Scott Nicholson


Burial to follow

I

The Ridgehorn kitchen was a mouth-watering shrine.

The island counter, made of polished oak and topped with 1950’s Formica, the kind you couldn’t chip with a hatchet, was piled high with the fruits of condolence: a sweet potato pie, with pecan halves floating face-down in its burnt-orange sea; glazed ham, ringed with pineapple slices and brown sugar; green bean casserole, though beans were out of season so they must have come from some basement-stashed Mason jar; gallons of sweetened tea and diet Coke and banana pudding and gravy.

Roby Snow looked around and made sure no one was watching. Not that anyone would care. At all the death sittings and watch-overs and grievings and gatherings he’d ever attended, food was usually the last thing on the minds of the bereaved but the first act of sympathy by acquaintances. He dipped a pinkie in the gravy, brought it to his mouth, licked the turkey drippings from his lips, and smiled.

The marshmallows that dotted the sweet potato pie caught his fancy, and he plucked two, popped them in his mouth, then rearranged the remaining four so that no one would notice the gap in the pattern. The ham was growing cold, and gray-white grease congealed in the bottom of its tin foil container. Roby crossed the room to the cabinets, opened them.

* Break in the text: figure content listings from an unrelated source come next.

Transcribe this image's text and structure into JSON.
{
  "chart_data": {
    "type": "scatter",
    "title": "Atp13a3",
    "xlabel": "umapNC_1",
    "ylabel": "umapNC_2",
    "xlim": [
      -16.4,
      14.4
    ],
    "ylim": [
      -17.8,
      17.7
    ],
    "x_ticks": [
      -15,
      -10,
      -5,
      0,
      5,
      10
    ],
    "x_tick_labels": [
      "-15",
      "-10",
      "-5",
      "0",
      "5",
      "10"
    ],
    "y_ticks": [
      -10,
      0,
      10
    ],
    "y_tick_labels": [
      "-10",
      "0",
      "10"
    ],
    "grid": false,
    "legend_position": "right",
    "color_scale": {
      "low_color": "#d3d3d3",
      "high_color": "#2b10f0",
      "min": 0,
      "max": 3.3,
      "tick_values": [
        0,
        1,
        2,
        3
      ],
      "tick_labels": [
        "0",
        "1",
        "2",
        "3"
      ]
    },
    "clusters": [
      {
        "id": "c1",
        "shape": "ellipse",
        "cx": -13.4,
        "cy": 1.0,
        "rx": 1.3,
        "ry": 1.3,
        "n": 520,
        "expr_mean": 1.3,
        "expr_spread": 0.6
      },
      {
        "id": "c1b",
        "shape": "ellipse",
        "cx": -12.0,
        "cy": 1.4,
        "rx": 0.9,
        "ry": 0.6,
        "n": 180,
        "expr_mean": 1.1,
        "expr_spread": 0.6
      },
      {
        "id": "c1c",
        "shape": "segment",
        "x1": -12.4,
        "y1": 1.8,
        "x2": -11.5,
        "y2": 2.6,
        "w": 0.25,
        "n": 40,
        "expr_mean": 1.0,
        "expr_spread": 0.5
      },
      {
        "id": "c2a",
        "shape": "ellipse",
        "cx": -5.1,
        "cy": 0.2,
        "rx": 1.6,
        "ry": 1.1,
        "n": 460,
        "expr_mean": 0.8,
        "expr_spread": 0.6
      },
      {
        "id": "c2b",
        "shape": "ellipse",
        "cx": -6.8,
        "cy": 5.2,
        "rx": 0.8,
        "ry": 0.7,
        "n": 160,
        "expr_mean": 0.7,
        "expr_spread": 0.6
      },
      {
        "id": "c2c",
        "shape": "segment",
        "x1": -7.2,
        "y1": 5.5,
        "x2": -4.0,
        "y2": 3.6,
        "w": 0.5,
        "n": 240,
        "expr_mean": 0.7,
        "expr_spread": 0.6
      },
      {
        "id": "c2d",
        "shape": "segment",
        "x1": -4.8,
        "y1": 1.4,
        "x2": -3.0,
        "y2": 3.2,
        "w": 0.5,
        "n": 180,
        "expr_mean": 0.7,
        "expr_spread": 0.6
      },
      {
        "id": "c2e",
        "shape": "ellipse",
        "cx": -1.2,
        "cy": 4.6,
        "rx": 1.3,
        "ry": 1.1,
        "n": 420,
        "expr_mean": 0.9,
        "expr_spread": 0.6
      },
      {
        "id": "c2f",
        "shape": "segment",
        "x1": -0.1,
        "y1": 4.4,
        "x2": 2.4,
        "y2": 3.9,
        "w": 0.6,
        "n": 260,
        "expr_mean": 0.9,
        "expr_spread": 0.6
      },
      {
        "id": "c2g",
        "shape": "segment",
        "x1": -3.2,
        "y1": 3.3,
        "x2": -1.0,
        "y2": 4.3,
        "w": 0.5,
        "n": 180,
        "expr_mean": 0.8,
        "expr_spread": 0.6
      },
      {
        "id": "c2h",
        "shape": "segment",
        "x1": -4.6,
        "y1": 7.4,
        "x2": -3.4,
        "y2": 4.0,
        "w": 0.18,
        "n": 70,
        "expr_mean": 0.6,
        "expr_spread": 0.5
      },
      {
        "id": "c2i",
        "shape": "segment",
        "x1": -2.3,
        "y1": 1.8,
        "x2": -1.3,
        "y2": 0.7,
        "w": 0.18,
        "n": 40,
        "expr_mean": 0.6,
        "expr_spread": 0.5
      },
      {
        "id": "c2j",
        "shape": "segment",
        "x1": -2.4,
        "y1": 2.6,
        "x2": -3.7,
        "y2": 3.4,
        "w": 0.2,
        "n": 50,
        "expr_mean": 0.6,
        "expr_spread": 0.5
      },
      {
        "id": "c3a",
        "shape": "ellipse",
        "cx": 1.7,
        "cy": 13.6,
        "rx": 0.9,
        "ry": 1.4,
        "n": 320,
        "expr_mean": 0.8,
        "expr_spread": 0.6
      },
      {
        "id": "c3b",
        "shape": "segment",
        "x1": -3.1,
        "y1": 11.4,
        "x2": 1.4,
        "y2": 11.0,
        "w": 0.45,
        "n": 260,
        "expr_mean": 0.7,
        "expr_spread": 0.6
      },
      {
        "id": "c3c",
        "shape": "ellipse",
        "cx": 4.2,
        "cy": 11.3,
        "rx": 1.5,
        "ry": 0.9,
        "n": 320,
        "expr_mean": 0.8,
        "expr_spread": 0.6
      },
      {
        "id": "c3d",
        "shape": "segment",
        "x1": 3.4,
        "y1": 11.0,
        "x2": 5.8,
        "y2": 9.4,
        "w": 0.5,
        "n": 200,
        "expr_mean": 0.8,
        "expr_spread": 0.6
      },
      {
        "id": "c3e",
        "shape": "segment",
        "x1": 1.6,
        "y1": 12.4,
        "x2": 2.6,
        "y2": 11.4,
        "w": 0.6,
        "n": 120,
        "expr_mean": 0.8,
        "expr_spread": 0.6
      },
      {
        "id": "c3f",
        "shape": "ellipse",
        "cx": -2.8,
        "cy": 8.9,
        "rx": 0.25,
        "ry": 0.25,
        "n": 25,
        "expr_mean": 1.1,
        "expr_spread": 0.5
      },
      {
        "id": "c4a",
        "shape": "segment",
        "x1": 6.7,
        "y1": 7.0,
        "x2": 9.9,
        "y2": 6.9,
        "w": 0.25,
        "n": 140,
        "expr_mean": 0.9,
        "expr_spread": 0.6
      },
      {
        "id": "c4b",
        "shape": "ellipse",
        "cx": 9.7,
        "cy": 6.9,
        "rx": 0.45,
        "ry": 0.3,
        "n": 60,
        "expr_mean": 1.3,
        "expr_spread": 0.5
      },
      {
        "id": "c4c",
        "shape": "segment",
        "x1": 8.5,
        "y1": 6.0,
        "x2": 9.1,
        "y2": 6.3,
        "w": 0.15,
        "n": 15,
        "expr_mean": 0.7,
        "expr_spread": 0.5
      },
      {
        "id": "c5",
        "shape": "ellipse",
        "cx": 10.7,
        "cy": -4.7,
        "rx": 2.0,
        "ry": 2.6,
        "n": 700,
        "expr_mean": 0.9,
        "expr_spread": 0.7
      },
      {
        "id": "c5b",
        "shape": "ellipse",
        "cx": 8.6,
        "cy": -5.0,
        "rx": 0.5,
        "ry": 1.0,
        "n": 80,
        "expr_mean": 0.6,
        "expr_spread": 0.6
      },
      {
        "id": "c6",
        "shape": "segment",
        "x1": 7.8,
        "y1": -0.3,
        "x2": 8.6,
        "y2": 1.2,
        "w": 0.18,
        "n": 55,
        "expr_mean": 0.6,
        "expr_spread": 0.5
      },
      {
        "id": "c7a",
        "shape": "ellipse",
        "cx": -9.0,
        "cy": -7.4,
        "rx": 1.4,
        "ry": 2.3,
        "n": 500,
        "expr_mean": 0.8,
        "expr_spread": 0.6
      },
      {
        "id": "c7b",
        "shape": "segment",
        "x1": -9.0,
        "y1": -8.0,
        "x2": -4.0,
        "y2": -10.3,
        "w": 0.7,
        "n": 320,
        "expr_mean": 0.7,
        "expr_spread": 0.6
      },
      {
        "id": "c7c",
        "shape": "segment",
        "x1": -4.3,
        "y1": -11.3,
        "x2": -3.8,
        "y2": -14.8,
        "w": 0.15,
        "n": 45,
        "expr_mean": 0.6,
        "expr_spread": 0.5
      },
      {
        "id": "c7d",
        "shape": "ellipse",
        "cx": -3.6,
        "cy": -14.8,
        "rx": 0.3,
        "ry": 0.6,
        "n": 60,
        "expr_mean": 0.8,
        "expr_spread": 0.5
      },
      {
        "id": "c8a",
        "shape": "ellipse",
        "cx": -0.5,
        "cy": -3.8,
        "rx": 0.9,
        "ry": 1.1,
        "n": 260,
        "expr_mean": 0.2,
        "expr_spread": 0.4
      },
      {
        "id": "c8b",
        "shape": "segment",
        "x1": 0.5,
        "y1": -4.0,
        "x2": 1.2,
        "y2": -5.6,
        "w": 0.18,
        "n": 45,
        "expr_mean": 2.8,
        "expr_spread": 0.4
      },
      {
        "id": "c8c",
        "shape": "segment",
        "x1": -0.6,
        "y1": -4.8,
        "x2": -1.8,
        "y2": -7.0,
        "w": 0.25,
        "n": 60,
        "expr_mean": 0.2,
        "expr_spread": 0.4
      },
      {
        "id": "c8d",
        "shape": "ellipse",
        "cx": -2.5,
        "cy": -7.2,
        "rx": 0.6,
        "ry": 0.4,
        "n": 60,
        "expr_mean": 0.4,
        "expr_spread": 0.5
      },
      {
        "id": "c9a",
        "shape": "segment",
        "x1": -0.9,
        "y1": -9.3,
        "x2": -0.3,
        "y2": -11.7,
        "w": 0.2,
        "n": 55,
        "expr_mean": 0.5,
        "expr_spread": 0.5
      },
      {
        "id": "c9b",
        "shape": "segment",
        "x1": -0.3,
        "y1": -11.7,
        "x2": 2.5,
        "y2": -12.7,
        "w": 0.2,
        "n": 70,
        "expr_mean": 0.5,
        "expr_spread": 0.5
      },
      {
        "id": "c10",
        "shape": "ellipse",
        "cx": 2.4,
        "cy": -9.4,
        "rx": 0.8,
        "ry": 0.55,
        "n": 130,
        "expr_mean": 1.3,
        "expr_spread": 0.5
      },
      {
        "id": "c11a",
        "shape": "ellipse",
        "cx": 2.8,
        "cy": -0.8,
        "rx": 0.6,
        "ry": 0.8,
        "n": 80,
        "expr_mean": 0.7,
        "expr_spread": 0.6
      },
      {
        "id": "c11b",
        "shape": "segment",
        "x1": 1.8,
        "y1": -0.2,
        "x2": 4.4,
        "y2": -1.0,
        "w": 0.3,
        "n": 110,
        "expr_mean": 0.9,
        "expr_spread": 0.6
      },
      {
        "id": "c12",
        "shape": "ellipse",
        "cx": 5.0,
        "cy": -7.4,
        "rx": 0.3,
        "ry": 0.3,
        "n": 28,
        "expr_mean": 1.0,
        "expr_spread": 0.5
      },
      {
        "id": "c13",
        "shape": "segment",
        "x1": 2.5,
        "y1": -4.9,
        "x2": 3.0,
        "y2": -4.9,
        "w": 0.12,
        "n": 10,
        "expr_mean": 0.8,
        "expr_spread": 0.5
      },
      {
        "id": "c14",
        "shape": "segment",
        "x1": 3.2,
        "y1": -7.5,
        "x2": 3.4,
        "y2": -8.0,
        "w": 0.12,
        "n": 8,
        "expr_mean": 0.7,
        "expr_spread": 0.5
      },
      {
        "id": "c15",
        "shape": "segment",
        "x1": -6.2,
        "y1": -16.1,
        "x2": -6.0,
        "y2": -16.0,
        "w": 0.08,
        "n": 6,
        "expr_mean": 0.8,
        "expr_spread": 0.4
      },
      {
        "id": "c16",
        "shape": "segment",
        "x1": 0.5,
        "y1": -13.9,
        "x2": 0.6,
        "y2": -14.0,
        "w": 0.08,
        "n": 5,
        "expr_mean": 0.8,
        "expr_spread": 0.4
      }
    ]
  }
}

Crystal. Nice stuff, the kind that would hum if you put water in the glasses and rubbed your fingers around the rim. He’d seen a man on TV once who’d played a whole row of them at the same time, the glasses filled to varying depths, the performer wetting and wiping his fingers, raising a series of full notes that hung in the air like the blowing of lost whales. Crystal symphony, the man had called it.

"Mr. Snow?"

Roby looked away from the crystal. Anna Beth had entered the kitchen. She was the youngest of the Ridgehorn clan, and the prettiest. Years had a way of stealing beauty. Of stealing everything.